Despite the approval, analysts are circumspect about the overall gains. The argument is any gains from Tamiflu could be negated due to additional competition in generic of Lialda used in treating ulcerative colitis and potassium citrate tablets, a cure for kidney stones. Why additional competition is a problem for Cadila, especially in Lialda, is because this is the drug which was expected to contribute the lion’s share of earnings improvement in FY18.
 
Analysts at IIFL say EPS for Cadila is expected to improve from Rs 1.4 in the June quarter of FY18, to Rs 6.4 in the March quarter of FY18, largely due to Lialda which was launched in July 2017. The brokerage has downgraded the company’s EPS estimates by 10-12 per cent for FY18 and FY19.
 
While analysts believe the company is better placed, given the cumulative pipeline of 310 applications and 128 approvals coupled with no regulatory issues at any of its production facilities, revenue and profits are impacted by steep a price erosion.

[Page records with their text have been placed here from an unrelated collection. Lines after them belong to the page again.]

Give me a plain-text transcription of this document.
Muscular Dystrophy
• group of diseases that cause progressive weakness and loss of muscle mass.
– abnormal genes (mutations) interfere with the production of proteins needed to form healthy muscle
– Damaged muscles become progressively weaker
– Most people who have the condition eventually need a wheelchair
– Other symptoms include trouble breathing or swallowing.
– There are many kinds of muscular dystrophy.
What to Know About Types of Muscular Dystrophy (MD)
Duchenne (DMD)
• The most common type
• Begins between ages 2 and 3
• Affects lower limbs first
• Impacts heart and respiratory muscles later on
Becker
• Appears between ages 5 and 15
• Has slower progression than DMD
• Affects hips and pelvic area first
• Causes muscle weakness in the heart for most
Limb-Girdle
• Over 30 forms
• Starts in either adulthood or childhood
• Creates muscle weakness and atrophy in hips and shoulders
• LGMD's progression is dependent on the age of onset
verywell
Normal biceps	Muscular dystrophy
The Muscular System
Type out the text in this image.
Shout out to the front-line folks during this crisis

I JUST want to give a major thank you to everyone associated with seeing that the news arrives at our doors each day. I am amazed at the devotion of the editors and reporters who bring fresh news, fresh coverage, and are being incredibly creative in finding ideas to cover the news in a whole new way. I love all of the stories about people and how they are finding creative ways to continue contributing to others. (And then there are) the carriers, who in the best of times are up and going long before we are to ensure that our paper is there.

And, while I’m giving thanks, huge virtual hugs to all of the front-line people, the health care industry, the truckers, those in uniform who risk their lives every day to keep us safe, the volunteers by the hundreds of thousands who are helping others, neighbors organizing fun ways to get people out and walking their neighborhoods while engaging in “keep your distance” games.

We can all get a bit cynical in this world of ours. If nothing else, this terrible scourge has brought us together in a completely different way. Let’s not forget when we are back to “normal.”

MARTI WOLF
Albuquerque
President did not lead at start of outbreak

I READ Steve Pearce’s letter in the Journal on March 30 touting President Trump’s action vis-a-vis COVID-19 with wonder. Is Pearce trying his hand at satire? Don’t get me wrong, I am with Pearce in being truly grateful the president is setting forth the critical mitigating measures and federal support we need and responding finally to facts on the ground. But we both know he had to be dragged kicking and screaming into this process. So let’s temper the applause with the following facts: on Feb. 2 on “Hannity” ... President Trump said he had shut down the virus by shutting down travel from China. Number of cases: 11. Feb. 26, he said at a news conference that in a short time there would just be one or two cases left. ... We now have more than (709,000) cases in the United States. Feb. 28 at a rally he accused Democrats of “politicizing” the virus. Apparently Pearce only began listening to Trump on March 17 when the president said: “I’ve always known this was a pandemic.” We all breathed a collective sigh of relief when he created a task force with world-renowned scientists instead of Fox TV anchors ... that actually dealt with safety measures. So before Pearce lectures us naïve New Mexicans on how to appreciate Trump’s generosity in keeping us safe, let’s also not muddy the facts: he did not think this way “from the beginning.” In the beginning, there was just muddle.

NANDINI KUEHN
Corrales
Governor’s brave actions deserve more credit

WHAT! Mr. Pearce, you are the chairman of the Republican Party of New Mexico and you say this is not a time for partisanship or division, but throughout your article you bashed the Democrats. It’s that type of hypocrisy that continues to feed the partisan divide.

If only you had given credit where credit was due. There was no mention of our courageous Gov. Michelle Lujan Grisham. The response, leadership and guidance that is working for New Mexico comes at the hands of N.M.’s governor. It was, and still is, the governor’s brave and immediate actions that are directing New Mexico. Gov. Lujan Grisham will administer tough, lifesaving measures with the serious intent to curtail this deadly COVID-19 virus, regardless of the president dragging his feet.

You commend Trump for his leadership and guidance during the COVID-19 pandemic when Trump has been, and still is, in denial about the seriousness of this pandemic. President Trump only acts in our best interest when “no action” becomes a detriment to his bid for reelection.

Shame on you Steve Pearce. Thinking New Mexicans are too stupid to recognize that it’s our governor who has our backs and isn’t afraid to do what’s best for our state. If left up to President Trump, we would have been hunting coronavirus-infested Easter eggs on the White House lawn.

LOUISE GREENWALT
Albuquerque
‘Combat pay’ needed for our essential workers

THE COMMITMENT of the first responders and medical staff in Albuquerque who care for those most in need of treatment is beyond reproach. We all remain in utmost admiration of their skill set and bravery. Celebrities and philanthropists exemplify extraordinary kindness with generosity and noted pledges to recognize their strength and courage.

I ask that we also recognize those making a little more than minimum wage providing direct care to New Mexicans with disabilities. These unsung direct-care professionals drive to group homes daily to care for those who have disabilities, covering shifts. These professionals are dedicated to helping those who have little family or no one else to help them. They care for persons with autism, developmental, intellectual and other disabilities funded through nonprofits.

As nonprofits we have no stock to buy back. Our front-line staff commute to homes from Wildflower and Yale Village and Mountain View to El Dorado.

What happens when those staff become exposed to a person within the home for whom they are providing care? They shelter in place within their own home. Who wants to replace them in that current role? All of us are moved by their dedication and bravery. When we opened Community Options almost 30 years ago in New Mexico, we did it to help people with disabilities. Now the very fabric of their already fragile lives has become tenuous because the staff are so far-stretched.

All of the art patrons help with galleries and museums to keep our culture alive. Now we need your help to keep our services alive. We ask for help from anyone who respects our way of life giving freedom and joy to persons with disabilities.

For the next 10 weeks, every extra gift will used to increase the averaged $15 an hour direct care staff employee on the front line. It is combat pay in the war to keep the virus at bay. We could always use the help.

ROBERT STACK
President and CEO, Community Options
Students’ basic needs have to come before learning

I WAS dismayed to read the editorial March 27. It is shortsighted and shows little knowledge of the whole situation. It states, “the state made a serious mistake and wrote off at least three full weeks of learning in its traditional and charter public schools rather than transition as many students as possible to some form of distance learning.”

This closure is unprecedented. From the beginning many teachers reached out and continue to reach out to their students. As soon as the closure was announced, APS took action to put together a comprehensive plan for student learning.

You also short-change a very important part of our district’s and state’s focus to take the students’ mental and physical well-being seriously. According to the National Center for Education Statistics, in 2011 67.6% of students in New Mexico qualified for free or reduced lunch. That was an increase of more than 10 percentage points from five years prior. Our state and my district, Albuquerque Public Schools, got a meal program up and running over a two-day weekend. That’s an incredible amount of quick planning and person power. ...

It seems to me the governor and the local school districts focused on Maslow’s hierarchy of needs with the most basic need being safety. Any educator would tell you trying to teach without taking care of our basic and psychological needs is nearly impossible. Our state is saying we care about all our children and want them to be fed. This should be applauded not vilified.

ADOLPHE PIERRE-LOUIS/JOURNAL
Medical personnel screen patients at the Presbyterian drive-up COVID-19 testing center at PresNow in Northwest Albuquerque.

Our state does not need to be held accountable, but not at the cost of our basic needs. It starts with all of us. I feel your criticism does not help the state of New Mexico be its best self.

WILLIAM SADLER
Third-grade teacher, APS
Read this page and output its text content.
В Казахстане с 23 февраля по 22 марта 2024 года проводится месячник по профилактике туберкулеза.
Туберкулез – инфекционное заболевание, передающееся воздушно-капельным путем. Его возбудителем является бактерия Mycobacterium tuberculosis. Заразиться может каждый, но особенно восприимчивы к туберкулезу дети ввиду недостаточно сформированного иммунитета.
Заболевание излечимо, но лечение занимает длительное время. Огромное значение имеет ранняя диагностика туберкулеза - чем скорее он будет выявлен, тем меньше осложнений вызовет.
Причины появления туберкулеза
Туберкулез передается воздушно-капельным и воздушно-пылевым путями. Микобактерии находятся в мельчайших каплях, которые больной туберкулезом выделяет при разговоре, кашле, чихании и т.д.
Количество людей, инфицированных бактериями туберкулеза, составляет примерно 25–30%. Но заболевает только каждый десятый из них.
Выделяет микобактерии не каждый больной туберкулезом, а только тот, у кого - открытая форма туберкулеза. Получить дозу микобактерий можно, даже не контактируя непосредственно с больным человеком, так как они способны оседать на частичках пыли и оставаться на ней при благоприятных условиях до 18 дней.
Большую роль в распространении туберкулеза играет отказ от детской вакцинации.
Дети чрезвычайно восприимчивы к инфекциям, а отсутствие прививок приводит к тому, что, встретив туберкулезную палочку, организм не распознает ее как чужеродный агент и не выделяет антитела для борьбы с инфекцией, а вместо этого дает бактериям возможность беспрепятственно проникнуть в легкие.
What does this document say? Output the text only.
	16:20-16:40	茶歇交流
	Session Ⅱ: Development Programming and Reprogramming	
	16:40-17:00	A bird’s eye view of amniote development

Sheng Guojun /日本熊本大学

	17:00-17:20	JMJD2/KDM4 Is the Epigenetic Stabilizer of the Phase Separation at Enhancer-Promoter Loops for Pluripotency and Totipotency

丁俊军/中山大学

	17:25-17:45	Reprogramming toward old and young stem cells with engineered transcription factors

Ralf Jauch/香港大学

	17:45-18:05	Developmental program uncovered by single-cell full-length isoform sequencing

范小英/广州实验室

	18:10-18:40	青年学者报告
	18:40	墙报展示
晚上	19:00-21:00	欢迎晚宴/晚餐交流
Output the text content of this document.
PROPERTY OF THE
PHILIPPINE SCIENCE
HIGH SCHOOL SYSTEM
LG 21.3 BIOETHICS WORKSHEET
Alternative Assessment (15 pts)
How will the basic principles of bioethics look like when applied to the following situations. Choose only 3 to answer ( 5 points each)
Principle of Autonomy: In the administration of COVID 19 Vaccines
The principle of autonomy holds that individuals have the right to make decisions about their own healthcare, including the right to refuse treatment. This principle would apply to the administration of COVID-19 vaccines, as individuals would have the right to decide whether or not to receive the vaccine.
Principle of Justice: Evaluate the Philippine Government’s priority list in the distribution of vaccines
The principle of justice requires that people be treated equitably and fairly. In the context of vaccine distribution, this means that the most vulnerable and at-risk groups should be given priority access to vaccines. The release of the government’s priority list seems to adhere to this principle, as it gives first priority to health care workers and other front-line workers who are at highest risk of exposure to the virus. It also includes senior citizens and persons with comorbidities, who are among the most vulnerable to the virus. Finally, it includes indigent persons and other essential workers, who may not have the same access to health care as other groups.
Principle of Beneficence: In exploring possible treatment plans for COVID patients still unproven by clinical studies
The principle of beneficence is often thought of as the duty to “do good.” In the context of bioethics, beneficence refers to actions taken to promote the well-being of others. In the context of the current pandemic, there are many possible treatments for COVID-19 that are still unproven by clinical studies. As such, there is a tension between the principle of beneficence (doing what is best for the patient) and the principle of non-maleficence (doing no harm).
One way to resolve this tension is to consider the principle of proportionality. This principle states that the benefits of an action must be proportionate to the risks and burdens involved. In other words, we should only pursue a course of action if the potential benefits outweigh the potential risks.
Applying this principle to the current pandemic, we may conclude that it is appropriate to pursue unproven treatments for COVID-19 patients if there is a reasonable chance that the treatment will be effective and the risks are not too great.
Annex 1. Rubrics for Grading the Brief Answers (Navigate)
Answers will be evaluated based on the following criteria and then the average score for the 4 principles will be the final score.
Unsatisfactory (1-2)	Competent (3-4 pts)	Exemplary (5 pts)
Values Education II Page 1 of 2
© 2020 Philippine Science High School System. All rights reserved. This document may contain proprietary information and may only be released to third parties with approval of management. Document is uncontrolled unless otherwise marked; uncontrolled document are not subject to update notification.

In addition to its own approvals, the company will look at its specialty drug portfolio to improve sales. The acquisition of US-based Sentynl, which is in the speciality pain management segment, could help reach the company’s goal of 30 per cent contribution to its US revenue over the next three years.
 
Despite the slew of approvals, the stock has been giving up its gains over the last months on worries that the pricing pressure will eat into its profit margins. The run-up in the stock after the approval for Moraiya plant, according to analysts, already factors in the positives. At the current price, the stock is trading at 22 times its FY19 estimates, which is at 15-20 per cent premium to large peers.